I faced following problem:
Prove that there is an s.d. family $\mathscr{A}\subset\mathcal{P}(\omega)$ of size $\omega_1$ which has a subfamily $\mathscr{B}\subseteq\mathscr{A}$ s.t. $|\mathscr{B}|=|\mathscr{A-B}|=\omega_1$. If $|d\cap x|<\omega$ for each $x\in\mathscr{B}$ then there is $y\in \mathscr{A-B}$ s.t. $|y-d|=\omega$.
Hint. Construct $a_\alpha$, $b_\alpha$ inductively so that $a_\alpha\cap b_\alpha=\varnothing$ but $a_\alpha\cap b_\beta\neq\varnothing$ if $\alpha\neq\beta$.
I construct $a_\alpha$, $b_\alpha$ which satisfy the properties given from the hint. But I don't know how to prove the problem using $a_\alpha$ and $b_\alpha$. I would appreciate any help.
(I modify the question.)
I think the problem should say: Construct $\mathcal{B} \subseteq \mathcal{A}$, such that ...

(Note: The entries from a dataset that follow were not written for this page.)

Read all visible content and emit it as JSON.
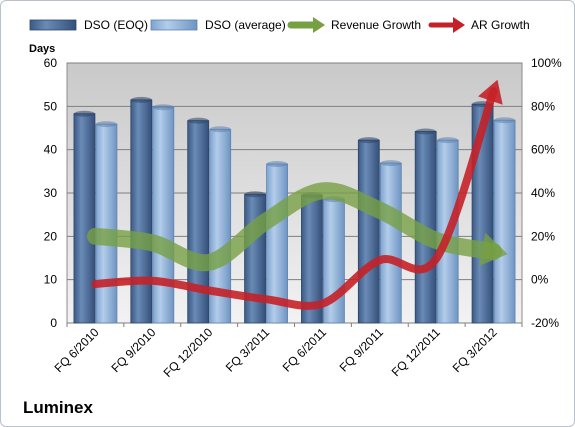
{
  "company_name": "Luminex",
  "chart_data": {
    "type": "bar",
    "title": "",
    "categories": [
      "FQ 6/2010",
      "FQ 9/2010",
      "FQ 12/2010",
      "FQ 3/2011",
      "FQ 6/2011",
      "FQ 9/2011",
      "FQ 12/2011",
      "FQ 3/2012"
    ],
    "ylabel": "Days",
    "ylim": [
      0,
      60
    ],
    "yticks": [
      0,
      10,
      20,
      30,
      40,
      50,
      60
    ],
    "y2lim": [
      -20,
      100
    ],
    "y2ticks": [
      -20,
      0,
      20,
      40,
      60,
      80,
      100
    ],
    "y2tick_suffix": "%",
    "grid": true,
    "legend_position": "top",
    "series": [
      {
        "name": "DSO (EOQ)",
        "type": "bar",
        "axis": "left",
        "color": "#4f6d96",
        "values": [
          48.3,
          51.5,
          46.7,
          29.7,
          29.5,
          42.2,
          44.2,
          50.5
        ]
      },
      {
        "name": "DSO (average)",
        "type": "bar",
        "axis": "left",
        "color": "#8fb3dc",
        "values": [
          45.9,
          49.8,
          44.7,
          36.7,
          28.6,
          36.9,
          42.2,
          46.8
        ]
      },
      {
        "name": "Revenue Growth",
        "type": "line",
        "axis": "right",
        "color": "#77a043",
        "values": [
          20,
          17,
          8,
          27,
          41,
          32,
          18,
          13
        ]
      },
      {
        "name": "AR Growth",
        "type": "line",
        "axis": "right",
        "color": "#c42128",
        "values": [
          -2,
          -0.5,
          -5,
          -9,
          -11,
          9,
          10,
          87
        ]
      }
    ]
  }
}
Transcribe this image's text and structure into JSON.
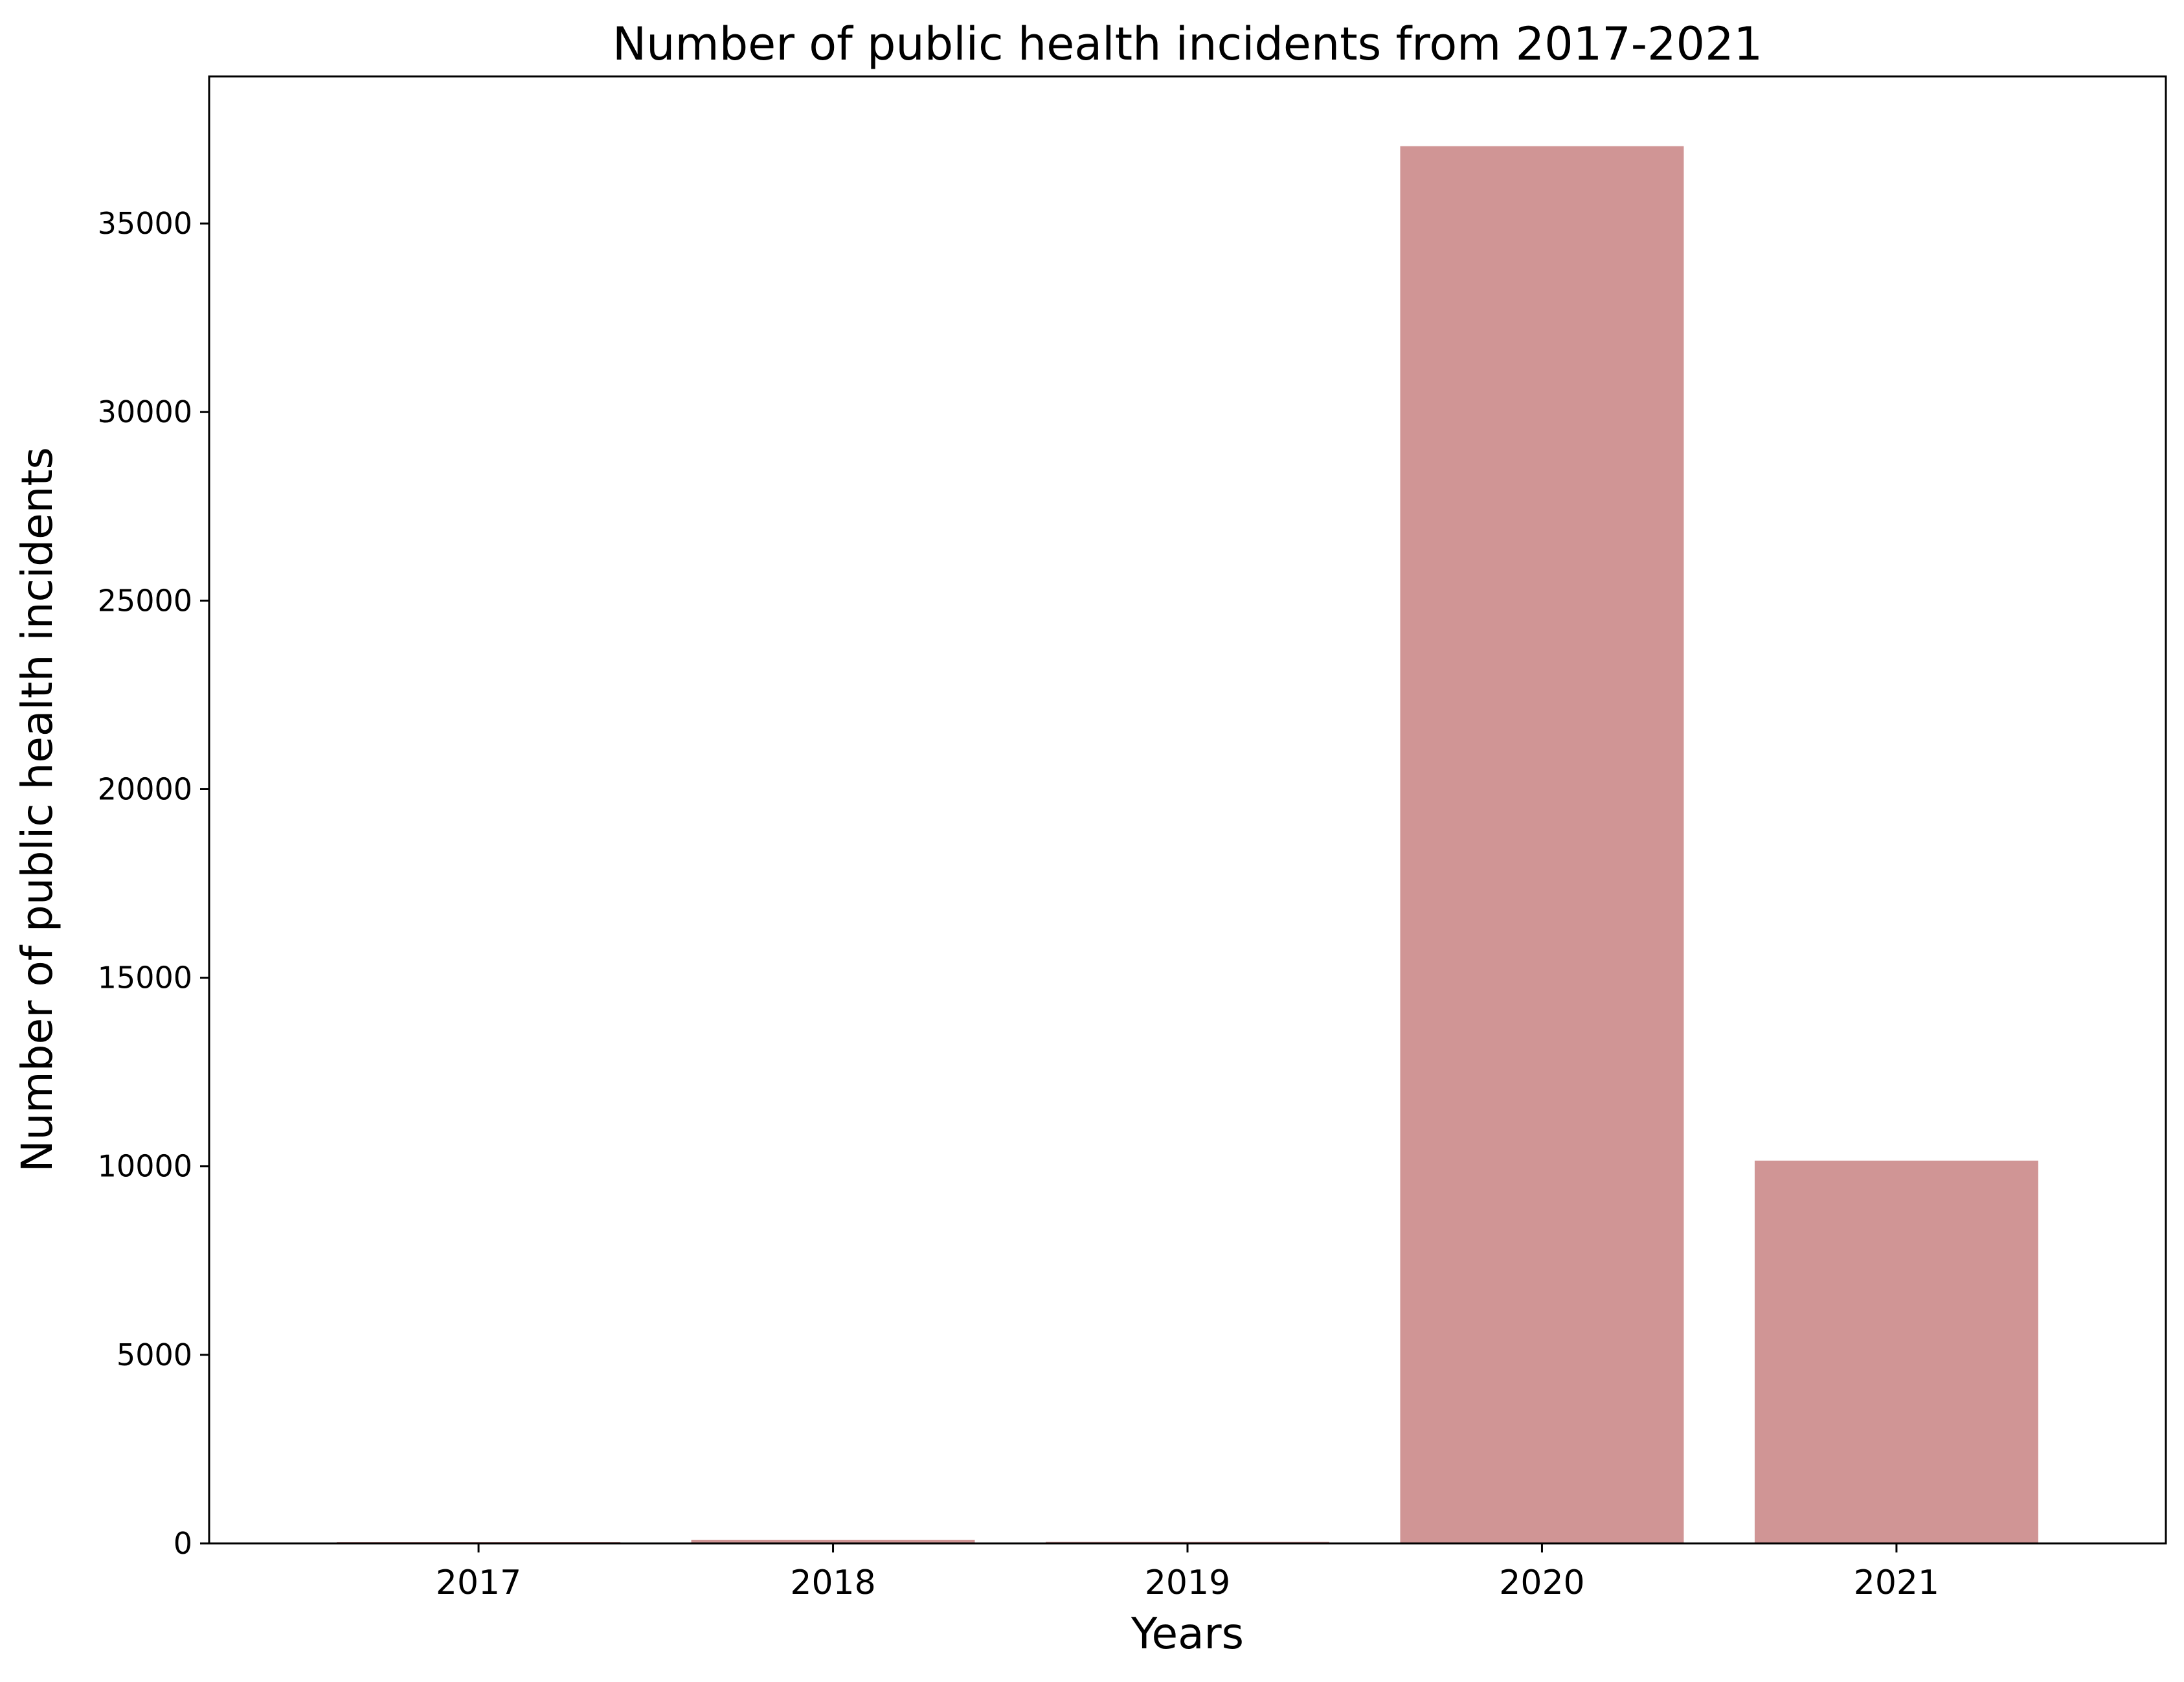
{
  "chart_data": {
    "type": "bar",
    "title": "Number of public health incidents from 2017-2021",
    "xlabel": "Years",
    "ylabel": "Number of public health incidents",
    "categories": [
      "2017",
      "2018",
      "2019",
      "2020",
      "2021"
    ],
    "values": [
      5,
      90,
      40,
      37050,
      10150
    ],
    "ylim": [
      0,
      38900
    ],
    "yticks": [
      0,
      5000,
      10000,
      15000,
      20000,
      25000,
      30000,
      35000
    ],
    "ytick_labels": [
      "0",
      "5000",
      "10000",
      "15000",
      "20000",
      "25000",
      "30000",
      "35000"
    ],
    "grid": false,
    "legend": false,
    "colors": {
      "bar": "#d09595",
      "axis": "#000000",
      "background": "#ffffff"
    }
  }
}
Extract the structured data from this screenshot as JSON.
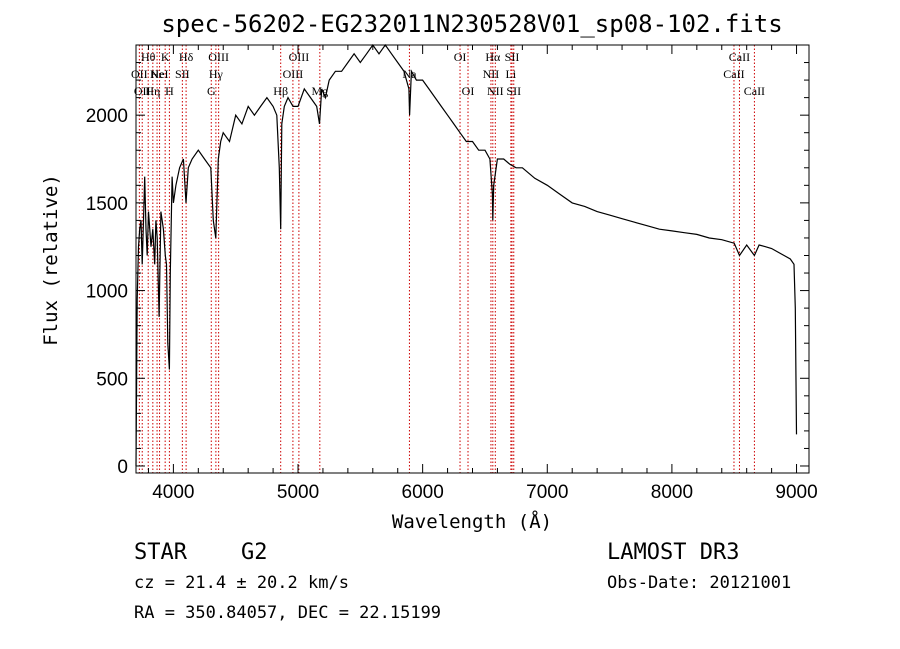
{
  "chart_data": {
    "type": "line",
    "title": "spec-56202-EG232011N230528V01_sp08-102.fits",
    "xlabel": "Wavelength (Å)",
    "ylabel": "Flux (relative)",
    "xlim": [
      3700,
      9100
    ],
    "ylim": [
      -40,
      2400
    ],
    "xticks": [
      4000,
      5000,
      6000,
      7000,
      8000,
      9000
    ],
    "yticks": [
      0,
      500,
      1000,
      1500,
      2000
    ],
    "series": [
      {
        "name": "spectrum",
        "x": [
          3700,
          3710,
          3720,
          3730,
          3740,
          3750,
          3760,
          3770,
          3780,
          3790,
          3800,
          3820,
          3835,
          3850,
          3860,
          3870,
          3885,
          3900,
          3920,
          3935,
          3945,
          3955,
          3968,
          3975,
          3990,
          4000,
          4020,
          4050,
          4080,
          4101,
          4120,
          4150,
          4200,
          4250,
          4300,
          4320,
          4340,
          4360,
          4380,
          4400,
          4450,
          4500,
          4550,
          4600,
          4650,
          4700,
          4750,
          4800,
          4830,
          4850,
          4861,
          4870,
          4890,
          4920,
          4960,
          5000,
          5050,
          5100,
          5150,
          5172,
          5190,
          5220,
          5250,
          5300,
          5350,
          5400,
          5450,
          5500,
          5550,
          5600,
          5650,
          5700,
          5750,
          5800,
          5850,
          5890,
          5895,
          5910,
          5950,
          6000,
          6050,
          6100,
          6150,
          6200,
          6250,
          6300,
          6350,
          6400,
          6450,
          6500,
          6540,
          6560,
          6563,
          6570,
          6600,
          6650,
          6700,
          6750,
          6800,
          6900,
          7000,
          7100,
          7200,
          7300,
          7400,
          7500,
          7600,
          7700,
          7800,
          7900,
          8000,
          8100,
          8200,
          8300,
          8400,
          8500,
          8542,
          8600,
          8662,
          8700,
          8750,
          8800,
          8850,
          8900,
          8950,
          8980,
          8990,
          9000
        ],
        "y": [
          0,
          950,
          1250,
          1350,
          1400,
          1150,
          1400,
          1650,
          1350,
          1200,
          1450,
          1250,
          1350,
          1150,
          1400,
          1300,
          850,
          1450,
          1350,
          1200,
          1150,
          700,
          550,
          1100,
          1650,
          1500,
          1600,
          1700,
          1750,
          1500,
          1700,
          1750,
          1800,
          1750,
          1700,
          1400,
          1300,
          1750,
          1850,
          1900,
          1850,
          2000,
          1950,
          2050,
          2000,
          2050,
          2100,
          2050,
          2000,
          1700,
          1350,
          1950,
          2050,
          2100,
          2050,
          2050,
          2150,
          2100,
          2050,
          1950,
          2150,
          2100,
          2200,
          2250,
          2250,
          2300,
          2350,
          2300,
          2350,
          2400,
          2350,
          2400,
          2350,
          2300,
          2250,
          2150,
          2000,
          2250,
          2200,
          2200,
          2150,
          2100,
          2050,
          2000,
          1950,
          1900,
          1850,
          1850,
          1800,
          1800,
          1750,
          1550,
          1400,
          1600,
          1750,
          1750,
          1720,
          1700,
          1700,
          1640,
          1600,
          1550,
          1500,
          1480,
          1450,
          1430,
          1410,
          1390,
          1370,
          1350,
          1340,
          1330,
          1320,
          1300,
          1290,
          1270,
          1200,
          1260,
          1200,
          1260,
          1250,
          1240,
          1220,
          1200,
          1180,
          1150,
          900,
          180
        ]
      }
    ],
    "emission_lines": [
      {
        "wavelength": 3727,
        "labels": [
          "OII"
        ],
        "row": [
          2
        ]
      },
      {
        "wavelength": 3750,
        "labels": [
          "OII"
        ],
        "row": [
          3
        ]
      },
      {
        "wavelength": 3798,
        "labels": [
          "Hθ"
        ],
        "row": [
          1
        ]
      },
      {
        "wavelength": 3835,
        "labels": [
          "Hη"
        ],
        "row": [
          3
        ]
      },
      {
        "wavelength": 3869,
        "labels": [
          "Ne"
        ],
        "row": [
          2
        ]
      },
      {
        "wavelength": 3889,
        "labels": [
          "HeI"
        ],
        "row": [
          2
        ]
      },
      {
        "wavelength": 3934,
        "labels": [
          "K"
        ],
        "row": [
          1
        ]
      },
      {
        "wavelength": 3968,
        "labels": [
          "H"
        ],
        "row": [
          3
        ]
      },
      {
        "wavelength": 4072,
        "labels": [
          "SII"
        ],
        "row": [
          2
        ]
      },
      {
        "wavelength": 4102,
        "labels": [
          "Hδ"
        ],
        "row": [
          1
        ]
      },
      {
        "wavelength": 4304,
        "labels": [
          "G"
        ],
        "row": [
          3
        ]
      },
      {
        "wavelength": 4341,
        "labels": [
          "Hγ"
        ],
        "row": [
          2
        ]
      },
      {
        "wavelength": 4363,
        "labels": [
          "OIII"
        ],
        "row": [
          1
        ]
      },
      {
        "wavelength": 4861,
        "labels": [
          "Hβ"
        ],
        "row": [
          3
        ]
      },
      {
        "wavelength": 4959,
        "labels": [
          "OIII"
        ],
        "row": [
          2
        ]
      },
      {
        "wavelength": 5007,
        "labels": [
          "OIII"
        ],
        "row": [
          1
        ]
      },
      {
        "wavelength": 5175,
        "labels": [
          "Mg"
        ],
        "row": [
          3
        ]
      },
      {
        "wavelength": 5894,
        "labels": [
          "Na"
        ],
        "row": [
          2
        ]
      },
      {
        "wavelength": 6300,
        "labels": [
          "OI"
        ],
        "row": [
          1
        ]
      },
      {
        "wavelength": 6364,
        "labels": [
          "OI"
        ],
        "row": [
          3
        ]
      },
      {
        "wavelength": 6548,
        "labels": [
          "NII"
        ],
        "row": [
          2
        ]
      },
      {
        "wavelength": 6563,
        "labels": [
          "Hα"
        ],
        "row": [
          1
        ]
      },
      {
        "wavelength": 6583,
        "labels": [
          "NII"
        ],
        "row": [
          3
        ]
      },
      {
        "wavelength": 6708,
        "labels": [
          "Li"
        ],
        "row": [
          2
        ]
      },
      {
        "wavelength": 6717,
        "labels": [
          "SII"
        ],
        "row": [
          1
        ]
      },
      {
        "wavelength": 6731,
        "labels": [
          "SII"
        ],
        "row": [
          3
        ]
      },
      {
        "wavelength": 8498,
        "labels": [
          "CaII"
        ],
        "row": [
          2
        ]
      },
      {
        "wavelength": 8542,
        "labels": [
          "CaII"
        ],
        "row": [
          1
        ]
      },
      {
        "wavelength": 8662,
        "labels": [
          "CaII"
        ],
        "row": [
          3
        ]
      }
    ],
    "grid": false,
    "legend": "none",
    "colors": {
      "line": "#000000",
      "marker": "#cc0000",
      "axis": "#000000",
      "background": "#ffffff"
    }
  },
  "info": {
    "object_class": "STAR",
    "subclass": "G2",
    "cz": "cz = 21.4 ± 20.2 km/s",
    "coords": "RA = 350.84057, DEC =  22.15199",
    "survey": "LAMOST DR3",
    "obs_date": "Obs-Date: 20121001"
  }
}
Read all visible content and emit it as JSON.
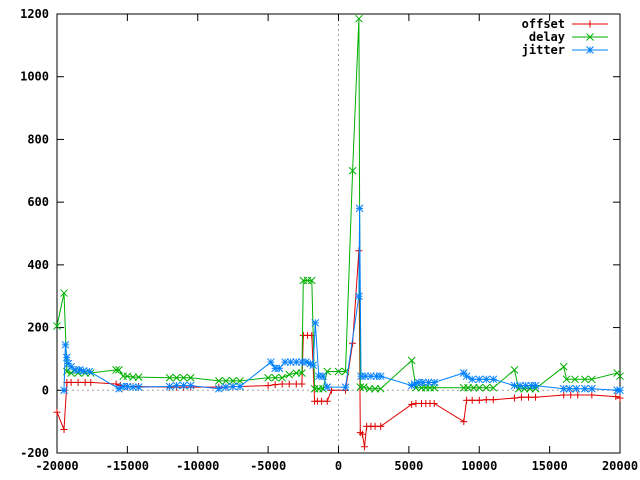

The hint is saying that letting $\mathcal{B} = \{b_{\alpha} : \alpha < \omega_1\}$, $\mathcal{A} - \mathcal{B} = \{a_{\alpha} : \alpha < \omega_1\}$ should work where $\mathcal{A}$ is a.d. family and for all $\alpha \neq \beta$, $a_{\alpha} \cap b_{\alpha} = \phi$, $a_{\alpha} \cap b_{\beta} \neq \phi$. To see this suppose $d$ is infinite and almost disjoint with each $b_{\alpha}$. By deleting finitely many elements from $d$, we can assume that it is disjoint with $b_{\alpha}$ for all $\alpha \in X$ where $X$ is an uncountable subset of $\omega_1$. Suppose $|a_{\alpha} - d| < \omega$ for every $\alpha$. Then for some finite set $F$ and an uncountable $Y \subseteq X$, we have $a_{\alpha} \subseteq d \cup F$ for every $\alpha \in Y$. Now choose $\alpha < \beta \in Y$ such that $a_{\alpha} \cap F = a_{\beta} \cap F$. Then, $a_{\alpha} \cap b_{\beta} = a_{\alpha} \cap b_{\beta} \cap F = a_{\beta} \cap b_{\beta} = \phi$ which is impossible.